Member Since: Jun 2012
Location: Virginia
Posts: 2,191
Just an update: I had T today and gave her a copy of the thread I made here. She had a lot of valuable insight. Her answer was.... That I know right from wrong. I know this marriage is not right. I know I can undo a lot of the damage done to the children. (alot, not all) because I have so far. How my H treats me is not right. Where I struggle is that we all do wrong and no one is perfect. So the question doesn't need to be... Is this right or wrong, the question needs to be, do I want to live like this forever, and do I want to continue to do damage control when it comes to the kids. It is not a right or wrong it's what am I willing to live with.

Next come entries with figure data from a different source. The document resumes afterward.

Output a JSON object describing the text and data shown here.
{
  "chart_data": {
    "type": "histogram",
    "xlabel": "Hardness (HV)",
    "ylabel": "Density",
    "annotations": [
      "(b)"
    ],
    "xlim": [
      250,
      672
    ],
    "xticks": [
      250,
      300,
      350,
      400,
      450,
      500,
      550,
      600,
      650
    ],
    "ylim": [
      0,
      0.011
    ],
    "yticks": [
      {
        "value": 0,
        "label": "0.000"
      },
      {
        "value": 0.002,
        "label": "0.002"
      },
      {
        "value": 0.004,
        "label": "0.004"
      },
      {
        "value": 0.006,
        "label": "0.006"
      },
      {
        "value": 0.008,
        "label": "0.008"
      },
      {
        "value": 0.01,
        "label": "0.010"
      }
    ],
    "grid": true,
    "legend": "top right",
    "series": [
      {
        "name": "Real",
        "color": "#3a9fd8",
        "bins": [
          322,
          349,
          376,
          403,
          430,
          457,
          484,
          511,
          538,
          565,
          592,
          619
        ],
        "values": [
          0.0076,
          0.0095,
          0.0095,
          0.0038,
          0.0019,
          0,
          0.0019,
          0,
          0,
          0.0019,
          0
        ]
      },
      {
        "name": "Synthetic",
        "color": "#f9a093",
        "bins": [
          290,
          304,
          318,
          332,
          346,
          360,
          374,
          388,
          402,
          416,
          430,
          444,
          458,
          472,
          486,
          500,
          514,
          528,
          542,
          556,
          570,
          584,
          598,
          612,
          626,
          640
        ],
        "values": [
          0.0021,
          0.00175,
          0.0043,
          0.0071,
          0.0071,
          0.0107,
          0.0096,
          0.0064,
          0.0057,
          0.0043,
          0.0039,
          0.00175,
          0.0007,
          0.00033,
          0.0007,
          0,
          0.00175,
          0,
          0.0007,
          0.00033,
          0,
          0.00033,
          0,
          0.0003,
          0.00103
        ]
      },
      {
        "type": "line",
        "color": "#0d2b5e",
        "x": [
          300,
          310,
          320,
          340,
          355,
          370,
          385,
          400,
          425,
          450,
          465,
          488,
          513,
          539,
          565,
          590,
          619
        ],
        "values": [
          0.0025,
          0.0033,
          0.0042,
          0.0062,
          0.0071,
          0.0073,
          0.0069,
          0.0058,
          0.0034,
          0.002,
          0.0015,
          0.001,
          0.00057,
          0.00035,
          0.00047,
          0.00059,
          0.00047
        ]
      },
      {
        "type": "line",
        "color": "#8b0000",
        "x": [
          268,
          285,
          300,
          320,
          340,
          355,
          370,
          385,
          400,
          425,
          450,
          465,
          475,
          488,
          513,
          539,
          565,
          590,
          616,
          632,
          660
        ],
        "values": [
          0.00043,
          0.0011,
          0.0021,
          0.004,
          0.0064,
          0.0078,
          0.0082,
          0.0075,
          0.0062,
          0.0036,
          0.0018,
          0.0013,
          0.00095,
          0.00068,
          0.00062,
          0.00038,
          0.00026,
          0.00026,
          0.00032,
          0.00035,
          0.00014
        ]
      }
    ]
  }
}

That made me feel so much better. The answer is so much more clear now. In the coming weeks while I wait patiently for the right opportunity. I will be setting the ground work for what is to come. I will not allow him to think things are great. I need to express my displeasure even if it is in the minor and small scale way that I do (in the face of fear) He will be pissed in the end, but what I can change is just how pissed. Is it going to be a LIVID pissed off because he never saw coming, or will it be a mad pissed because I am doing this and he knew I was minorly unhappy, or will it be a pissed because he didn't change or couldn't change. That makes it pissed at him self eventually (in hind sight) That is what the ultimate goal is.